10. Examining the output can be extremely difficult. Most people will use various text processing tools such as grep, awk, cut, etc to filter out only the important or relevant data.
Sometimes, when you are not exactly sure what you are looking for, you may need to just review all of the raw data manually with the less command which can be extremely time consuming.
One technique is to start at the bottom of the trace and work your way up until you see where the problem or error occurred because ideally you will have stopped the trace very shortly after the problem occurred.

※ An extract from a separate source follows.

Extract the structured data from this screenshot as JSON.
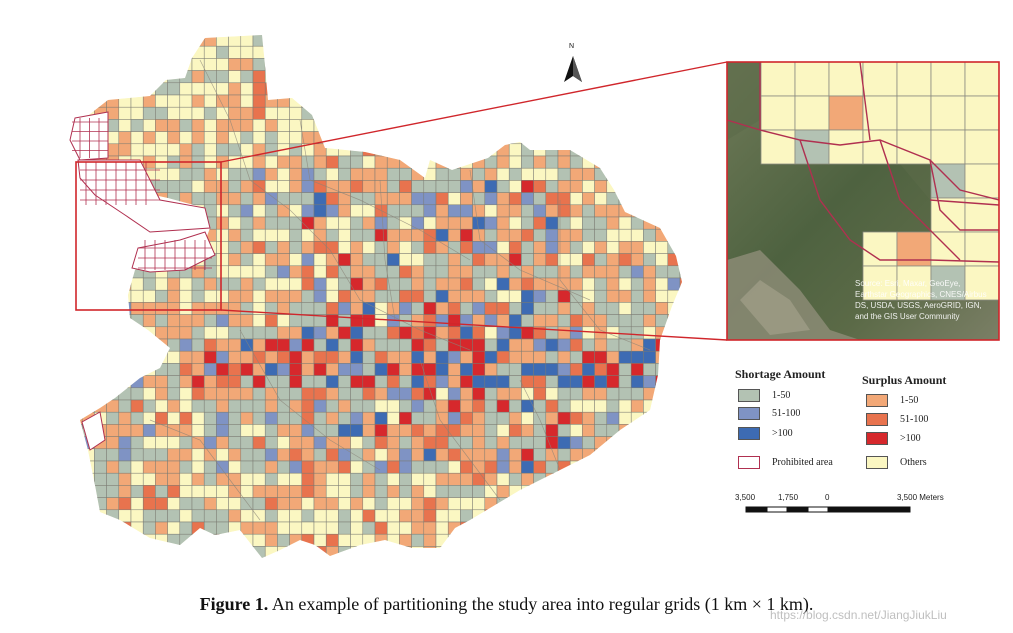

Most of the trace output that you review will be unintelligible data that you would not understand unless you intimately familiar with Linux system calls. If you don't know what most of the output means, your efforts are best spent looking for a human readable error message buried within the other data. If you need, you can also research the meaning of specific Linux system calls if they seem related. Although this can be extremely time consuming and will often not produce much help unless you already know exactly what you're looking for due to the sheer amount of information you would need to research.
Tracing a Process by executing it directly
1. Determine the exact command that is needed to reproduce the problem or error.
2. Issue the following command via SSH or Terminal as the root user. Please replace the trace output file name and "yourCommandHere" as required to match your specific situation.
strace -ttvvff -s 1000 -o nameYourTraceOutputFileAnythingYouLike.trace yourCommandHere
3. Do whatever is required to reproduce the error or problem.
4. If the process does not automatcially stop, you can use the following keyboard shortcut to stop it:
CTRL + c
5. Now you can use steps 9 and 10 from the process above to review the produced output.